Diferentemente dos estados da região amazônica, a locomoção por São Paulo é mais fácil e rápida. Além disso, as melhores condições econômicas de parte do eleitorado possibilitam um voto desconectado de resultados imediatos, como acesso a vagas em creches. É o que explica a cientista política Débora Thomé, pesquisadora do estudo +Representatividade, do Instituto Update. “Pessoas de regiões mais ricas precisam menos do Estado, então conseguem votar mais pela ideologia e por grandes causas”, afirma.

“Assim, pode ser mais fácil que São Paulo eleja uma mulher indígena amazônica do que estados da própria região onde a maior parte da população forma uma rede clientelar com seus deputados”, diz Débora, acrescentando que o eleitorado na Amazônia, dominada pelo agronegócio e pela mineração, acaba votando majoritariamente em candidatos defensores dessas pautas. Seis estados da região elegeram governadores bolsonaristas em 2022.

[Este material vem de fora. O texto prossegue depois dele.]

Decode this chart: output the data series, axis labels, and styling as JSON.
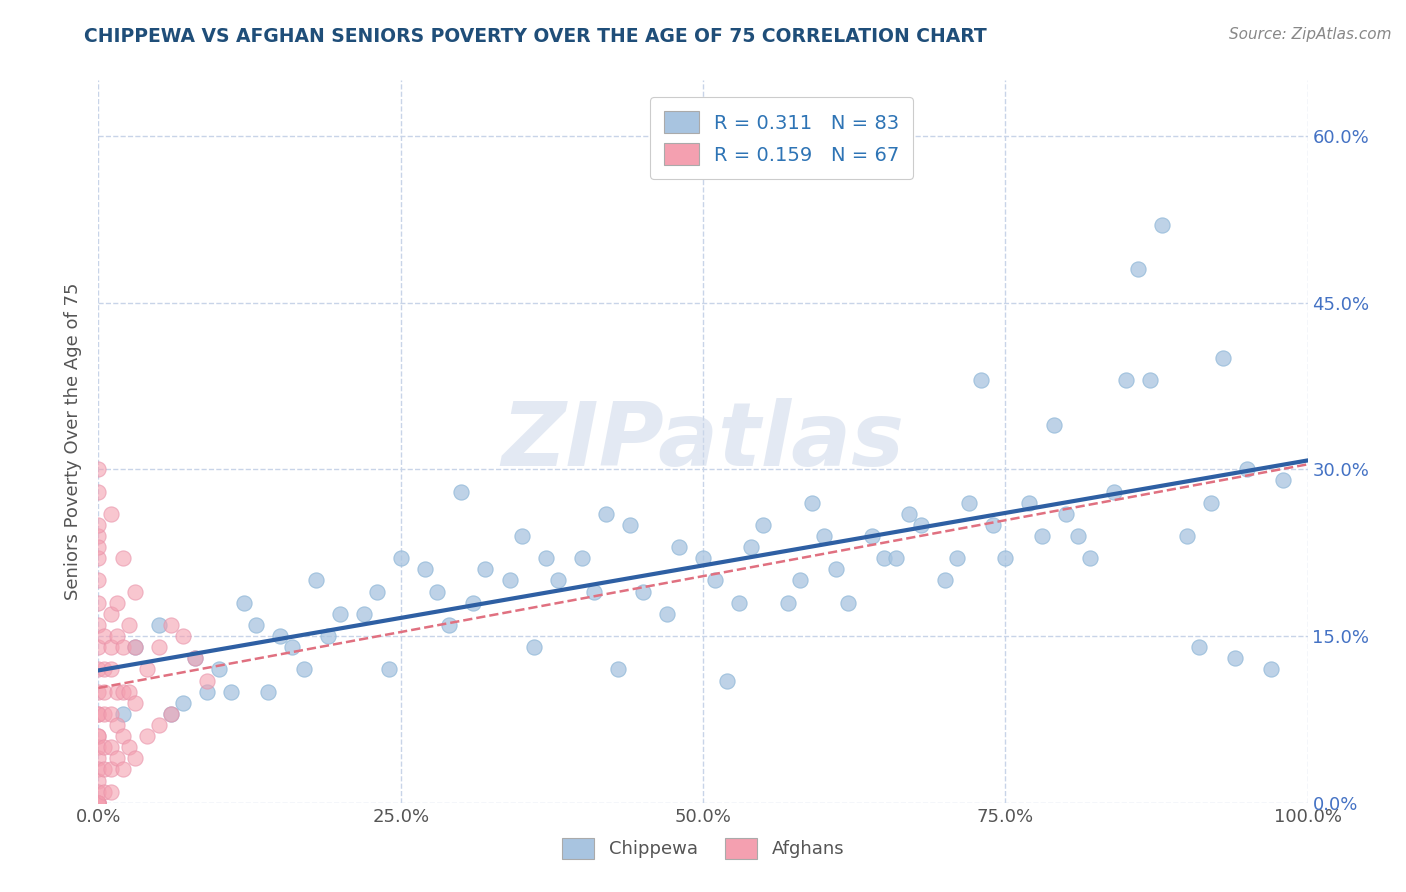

Especialistas apontam que ter sido eleita por São Paulo não deve impedir Sônia de lutar pela Amazônia no Congresso. “A defesa da Amazônia é do Brasil e de todos os povos indígenas”, endossa a exministra do Meio Ambiente Marina Silva, acreana também eleita deputada federal por São Paulo este ano. Ela cita sua intenção de defender, junto da Bancada do Cocar e demais progressistas, pautas capazes de beneficiar o bioma amazônico, como uma reforma tributária que incentive a bioeconomia.

Emplacar essas pautas, no entanto, não será tarefa fácil, já que Marina, Sônia e Célia enfrentarão um Congresso ainda mais conservador em 2023. A Bancada Amazônica perdeu treze deputados considerados verdes, segundo a plataforma Farol Verde. Na Câmara, deputados alinhados às pautas climáticas e socioambientais são 43% dos eleitos, contra 48% da bancada bolsonarista. O pêndulo deve se equilibrar um pouco mais com a eleição de Luiz Inácio Lula da Silva, que prometeu lutar contra o garimpo ilegal nas TIs, retomar as demarcações dos territórios, fortalecer os órgãos indigenistas e incluir ministros indígenas em seu governo.